Degup jantungnya tak beraturan. Napasnya terasa tercekik seperti ada sesuatu yang mengganjal di tenggorokannya. Mengesah panjang, berharap dia akan sedikit lebih lega namun kecemasan dan kepanikan semakin menyelimuti hatinya.

" Shit! Sudah ku katakan kita tidak bisa melakukannya seperti ini!" Nada suaranya sedikit meninggi, wajahnya kembali berpaling merasa muak dengan situasi seperti saat ini.

" Sampai kapan huh? Sampai kapan kita akan menundanya? Ingat ini permintaan terakhirnya dan kita harus mewujudkannya." Jawaban yang tak kalah sengit membuat pria tadi kembali mengesah lelah.

" Okey. Aku tau ini permintaan terakhirnya, tapi nggak gini caranya."

" Terus bagaimana?" Sahut pria berkemeja biru muda.

" Kita bisa memintanya dengan cara baik-baik." Balas pria berkemeja maroon.

" Kau pikir dia akan menyetujuinya? Kurasa tidak!" Ucapan Zain memang benar, mana mau gadis itu setuju untuk menikah dengan orang yang tidak dikenalnya. Tapi cara yang mereka lakukan saat inipun salah. Salah besar.

" Tapi kita tidak perlu menculiknya," ucapnya penuh penyesalan.

" Damian,"  Pria itu menoleh menatap pada Zain yang tengah menatapnya juga " Kita bukan menculiknya, tapi membawanya pulang."

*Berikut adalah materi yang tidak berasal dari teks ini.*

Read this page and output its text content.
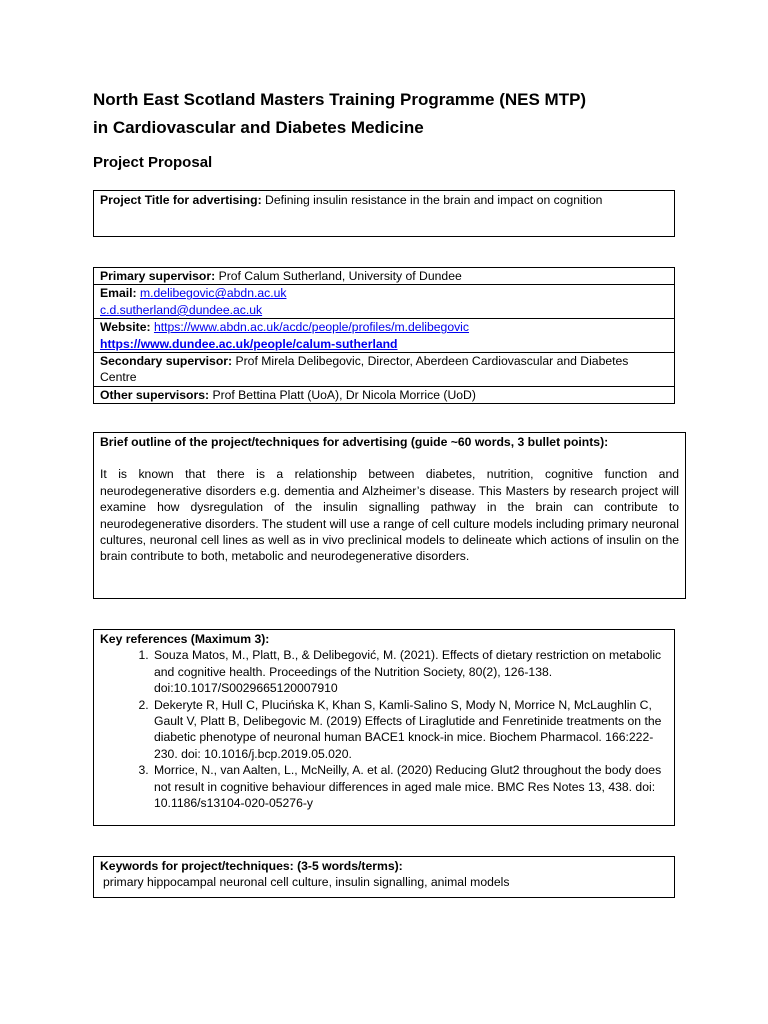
North East Scotland Masters Training Programme (NES MTP)
in Cardiovascular and Diabetes Medicine
Project Proposal
Project Title for advertising: Defining insulin resistance in the brain and impact on cognition
Primary supervisor: Prof Calum Sutherland, University of Dundee
Email: m.delibegovic@abdn.ac.uk
c.d.sutherland@dundee.ac.uk
Website: https://www.abdn.ac.uk/acdc/people/profiles/m.delibegovic
https://www.dundee.ac.uk/people/calum-sutherland
Secondary supervisor: Prof Mirela Delibegovic, Director, Aberdeen Cardiovascular and Diabetes Centre
Other supervisors: Prof Bettina Platt (UoA), Dr Nicola Morrice (UoD)
Brief outline of the project/techniques for advertising (guide ~60 words, 3 bullet points):
It is known that there is a relationship between diabetes, nutrition, cognitive function and neurodegenerative disorders e.g. dementia and Alzheimer’s disease. This Masters by research project will examine how dysregulation of the insulin signalling pathway in the brain can contribute to neurodegenerative disorders. The student will use a range of cell culture models including primary neuronal cultures, neuronal cell lines as well as in vivo preclinical models to delineate which actions of insulin on the brain contribute to both, metabolic and neurodegenerative disorders.
Key references (Maximum 3):
1. Souza Matos, M., Platt, B., & Delibegović, M. (2021). Effects of dietary restriction on metabolic and cognitive health. Proceedings of the Nutrition Society, 80(2), 126-138. doi:10.1017/S0029665120007910
2. Dekeryte R, Hull C, Plucińska K, Khan S, Kamli-Salino S, Mody N, Morrice N, McLaughlin C, Gault V, Platt B, Delibegovic M. (2019) Effects of Liraglutide and Fenretinide treatments on the diabetic phenotype of neuronal human BACE1 knock-in mice. Biochem Pharmacol. 166:222-230. doi: 10.1016/j.bcp.2019.05.020.
3. Morrice, N., van Aalten, L., McNeilly, A. et al. (2020) Reducing Glut2 throughout the body does not result in cognitive behaviour differences in aged male mice. BMC Res Notes 13, 438. doi: 10.1186/s13104-020-05276-y
Keywords for project/techniques: (3-5 words/terms):
primary hippocampal neuronal cell culture, insulin signalling, animal models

" Terserah. Aku akan pergi ke kamarnya untuk memastikan apakah dia sudah bangun atau belum." Damian atau lebih sering disapa Mian, pria itu memutuskan untuk bangkit lalu melangkah pergi dari ruangan itu. Zain menjatuhkan punggungnya pada sandaran sofa, mengesah pelan dengan kepala yang menatap lurus ke langit-langit ruangan itu " Maafkan kami Azka, cara kami memang salah. Tapi hanya ini jalan satu satunya untuk mewujudkan keinginan terakhirmu."

Zain bangkit untuk menyusul Mian, tapi langkahnya terhenti saat seseorang memanggil namanya " Ada apa?"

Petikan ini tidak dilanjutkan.